What parts of security will help your executives sleep 30% better?
Many times, the reason c-levels execs are not motivated by security initiatives isn't because of the way data is presented, or the framing, but rather because they are not incentivised.
This doesn't mean to say that there needs to be a direct and measurable reward for supporting security programmes, but rather pitching the idea in a way that gives them something to latch onto.
An example of someone that understands their market and how to incentivise would be that of a beggar that had several bowls in front of him, each labelled with a different religion while holding a sign asking, "Which religion cares the most about the homeless?"
What is great about this example is that instead of focusing on what he wants, he concentrates on what his audience wants.
What does your audience want? How can you use that to tap into your security initiatives?
4. Look for solutions in different places
Sometimes, solutions that are needed exist in places we would not normally think of looking.
British inventor Trevor Graham Baylis CBE invented the wind-up radio. But what was the driver behind this?
One would assume that perhaps the invention was driven by clean energy, or by radio broadcasters. But neither of these were the cause. Instead, AIDS was the driver. This invention was driven by the need to combat the spread of AIDS in Africa.
In looking for ways to stem the spread of AIDS in Africa, people needed to be educated on the dangers, the causes of spread, and preventative measures. Much of the population lived in remote villages and were illiterate so could not read informational leaflets. Electricity was scare, and television was non-existent.
To meet this need, the wind-up radio was invented and distributed, where locals could listen to the radio without the need for electricity or batteries; and through this medium AIDS awareness information could be delivered.
CISOs looking for their newest security strategy may be well-served by diversifying their sources of knowledge and approaches. Much can be learnt about security from outside of the industry.
How many non-security conferences have you attended?
5. Make it “Instagrammable”
To be successful, security needs to be accessible to the masses. Employees are often aware of security issues that are prevalent in the media, but aren't often aware of procedures internally.
It's a good idea for a CISO to ask at least three questions of employees in the workplace periodically:
- What function does the IT / Information security team perform?
- Do you know where you can find a copy of the security policy, or what it states?
- Do you know how to get in touch with the security team?
The answers may be surprising, or even disheartening. It's often not down to the fact that the role of security isn't explained, it's that amongst all the other messages employees receive, it ends up being another message that is ignored.
A good approach is to try and stop selling security and to market it instead.
Recently a Brooklyn ice cream brand increased sales by 50% after it redesigned its packaging. In doing so, it made its product 'instagrammable' in that customers wanted to buy the product, simply to take photos of it and share on social media.
What are you doing to make security more instagrammable?

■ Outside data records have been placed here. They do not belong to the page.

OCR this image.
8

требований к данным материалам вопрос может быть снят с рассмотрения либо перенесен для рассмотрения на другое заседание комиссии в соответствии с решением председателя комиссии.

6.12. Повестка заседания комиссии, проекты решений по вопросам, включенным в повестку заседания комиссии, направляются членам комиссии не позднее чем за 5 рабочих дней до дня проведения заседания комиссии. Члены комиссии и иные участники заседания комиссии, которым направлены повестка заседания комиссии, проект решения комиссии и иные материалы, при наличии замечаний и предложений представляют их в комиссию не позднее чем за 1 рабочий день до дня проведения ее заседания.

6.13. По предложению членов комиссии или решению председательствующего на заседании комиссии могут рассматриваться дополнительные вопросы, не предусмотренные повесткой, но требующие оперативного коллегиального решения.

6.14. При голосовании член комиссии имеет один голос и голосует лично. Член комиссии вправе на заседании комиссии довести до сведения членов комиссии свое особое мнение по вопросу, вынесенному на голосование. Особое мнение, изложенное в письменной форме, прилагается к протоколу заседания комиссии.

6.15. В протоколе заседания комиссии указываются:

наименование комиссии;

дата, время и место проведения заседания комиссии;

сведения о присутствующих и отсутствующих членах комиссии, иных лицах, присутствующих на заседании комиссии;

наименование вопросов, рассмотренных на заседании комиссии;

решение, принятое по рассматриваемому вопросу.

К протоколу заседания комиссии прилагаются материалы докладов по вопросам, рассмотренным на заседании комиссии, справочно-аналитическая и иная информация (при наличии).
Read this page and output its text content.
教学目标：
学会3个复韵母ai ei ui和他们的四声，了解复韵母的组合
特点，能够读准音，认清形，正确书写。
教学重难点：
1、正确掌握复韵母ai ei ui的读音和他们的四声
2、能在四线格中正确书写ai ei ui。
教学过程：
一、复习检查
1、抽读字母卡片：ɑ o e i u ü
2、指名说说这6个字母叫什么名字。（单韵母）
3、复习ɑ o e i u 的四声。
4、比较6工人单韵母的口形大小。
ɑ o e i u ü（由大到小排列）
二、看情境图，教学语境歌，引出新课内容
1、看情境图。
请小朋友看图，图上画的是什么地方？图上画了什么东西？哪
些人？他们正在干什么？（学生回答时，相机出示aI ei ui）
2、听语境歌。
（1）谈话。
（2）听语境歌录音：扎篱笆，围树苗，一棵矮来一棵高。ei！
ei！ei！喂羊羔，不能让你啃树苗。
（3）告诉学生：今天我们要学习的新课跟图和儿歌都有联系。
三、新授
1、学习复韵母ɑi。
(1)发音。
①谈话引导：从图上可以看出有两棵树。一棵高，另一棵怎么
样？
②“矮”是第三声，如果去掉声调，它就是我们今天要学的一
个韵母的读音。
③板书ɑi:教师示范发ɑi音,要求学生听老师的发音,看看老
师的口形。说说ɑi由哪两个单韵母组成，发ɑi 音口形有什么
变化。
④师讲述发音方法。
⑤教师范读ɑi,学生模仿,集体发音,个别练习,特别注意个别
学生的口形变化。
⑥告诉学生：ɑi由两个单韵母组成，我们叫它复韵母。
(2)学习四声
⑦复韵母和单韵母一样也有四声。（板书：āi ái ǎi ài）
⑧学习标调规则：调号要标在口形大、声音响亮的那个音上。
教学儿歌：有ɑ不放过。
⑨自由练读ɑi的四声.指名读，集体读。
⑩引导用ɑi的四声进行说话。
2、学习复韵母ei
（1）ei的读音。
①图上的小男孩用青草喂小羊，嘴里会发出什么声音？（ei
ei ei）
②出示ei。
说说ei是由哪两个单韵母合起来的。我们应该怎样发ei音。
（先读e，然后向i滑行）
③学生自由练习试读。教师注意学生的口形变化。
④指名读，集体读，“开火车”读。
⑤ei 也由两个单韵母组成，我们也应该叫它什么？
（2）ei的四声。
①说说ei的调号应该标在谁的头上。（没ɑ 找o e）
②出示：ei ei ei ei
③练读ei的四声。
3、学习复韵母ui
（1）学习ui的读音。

When it comes to securing the data and resources of an enterprise, CISOs and by extension, the security team have visibility and exposure that they previously didn't have. But just because top management sees value in security, or have been scared into action by external incidents, doesn’t mean they’re capable to lead the way. The real change will be driven by the security teams, and for that, they will need to evolve into far more than security experts. They’ll need to “think outside the box” to effectively communicate with less-technical executives.